South Carolina Reinstates Death Penalty by Firing Squad

The state has executed some 43 convicts since 1985, but could not kill any of the 35 inmates on death row in the past 11 years due to the refusal of pharmaceutical companies to sell drugs for lethal injection. This lack of drugs has prompted the return of old methods – the electric chair and firing squads.
Sputnik
South Carolina has introduced a second option for convicts facing capital punishment and now allows them to choose between a firing squad as an execution method and the electric chair. The decision came as the state's Department of Corrections reported finishing the construction of a special death chamber for this method of execution.
The room, built at one of the correction facilities in the state's capital of Columbia, hosts a metal chair with restraints where the inmate is seated during the process. Three shooters are placed behind a special wall with three rectangular openings for guns. The room also has a viewers' chamber, if someone decides to witness the grim procedure, protected by bullet-proof glass.
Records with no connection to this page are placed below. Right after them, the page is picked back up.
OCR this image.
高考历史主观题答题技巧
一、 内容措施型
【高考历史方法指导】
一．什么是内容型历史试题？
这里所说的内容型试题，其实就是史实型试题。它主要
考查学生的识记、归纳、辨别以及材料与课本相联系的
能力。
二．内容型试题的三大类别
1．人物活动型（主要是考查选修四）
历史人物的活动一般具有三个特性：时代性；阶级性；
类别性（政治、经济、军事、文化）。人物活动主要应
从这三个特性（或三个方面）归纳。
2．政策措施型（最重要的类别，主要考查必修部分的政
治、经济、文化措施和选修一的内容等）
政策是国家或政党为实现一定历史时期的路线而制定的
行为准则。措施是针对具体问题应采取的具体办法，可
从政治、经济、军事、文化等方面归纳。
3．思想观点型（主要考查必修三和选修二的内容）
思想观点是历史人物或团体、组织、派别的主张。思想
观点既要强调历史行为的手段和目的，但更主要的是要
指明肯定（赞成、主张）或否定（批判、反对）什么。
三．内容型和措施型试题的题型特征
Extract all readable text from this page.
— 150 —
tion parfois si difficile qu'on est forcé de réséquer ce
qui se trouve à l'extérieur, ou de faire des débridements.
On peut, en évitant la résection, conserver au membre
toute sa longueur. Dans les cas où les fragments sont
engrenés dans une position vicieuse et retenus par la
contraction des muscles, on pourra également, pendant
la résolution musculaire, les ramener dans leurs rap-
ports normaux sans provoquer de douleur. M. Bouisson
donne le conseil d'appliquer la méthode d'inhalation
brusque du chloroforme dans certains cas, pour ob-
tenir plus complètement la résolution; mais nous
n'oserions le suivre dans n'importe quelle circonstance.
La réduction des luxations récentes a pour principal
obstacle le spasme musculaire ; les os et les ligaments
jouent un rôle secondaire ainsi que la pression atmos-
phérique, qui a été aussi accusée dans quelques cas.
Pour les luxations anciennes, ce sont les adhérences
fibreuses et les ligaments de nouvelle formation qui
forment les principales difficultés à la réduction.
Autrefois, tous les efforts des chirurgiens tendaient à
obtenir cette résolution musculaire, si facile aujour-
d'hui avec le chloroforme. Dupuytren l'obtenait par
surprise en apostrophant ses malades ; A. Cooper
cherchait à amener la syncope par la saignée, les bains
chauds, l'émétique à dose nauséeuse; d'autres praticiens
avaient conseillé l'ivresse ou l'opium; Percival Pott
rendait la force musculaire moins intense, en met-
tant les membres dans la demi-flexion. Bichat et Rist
Just as in the case with electric chairs, convicts will have the chance to make a final statement and be given a hood to cover their face.
South Carolina is the fourth US state to allow firing squad executions along with Oklahoma, Mississippi, and Utah. At the same time, most modern firing squad executions have taken place in Utah – three out of a total of four since 1976.
The majority of the 43 people executed in South Carolina since 1985 have been killed by lethal injection, but the last person to die from it dates back to 2011. By 2013, all drugs for the injection had expired, with pharmaceutical companies refusing to sell new ones, thereby effectively stopping executions in the state. There are 35 inmates on death row right now. In 2019, state authorities first suggested returning electric chair and firing squad executions in the absence of the possibility to use lethal injections.
South Carolina is also known for issuing a death sentence to the youngest American in the 20th century, George Stinney. The 14-year-old African-American was executed in the electric chair on 16 June 1944 after being convicted of killing two girls aged 7 and 11. Decades later, in 2014, a state court ruled that Stinney did not have a fair trial at the time and cleared his name post-mortem.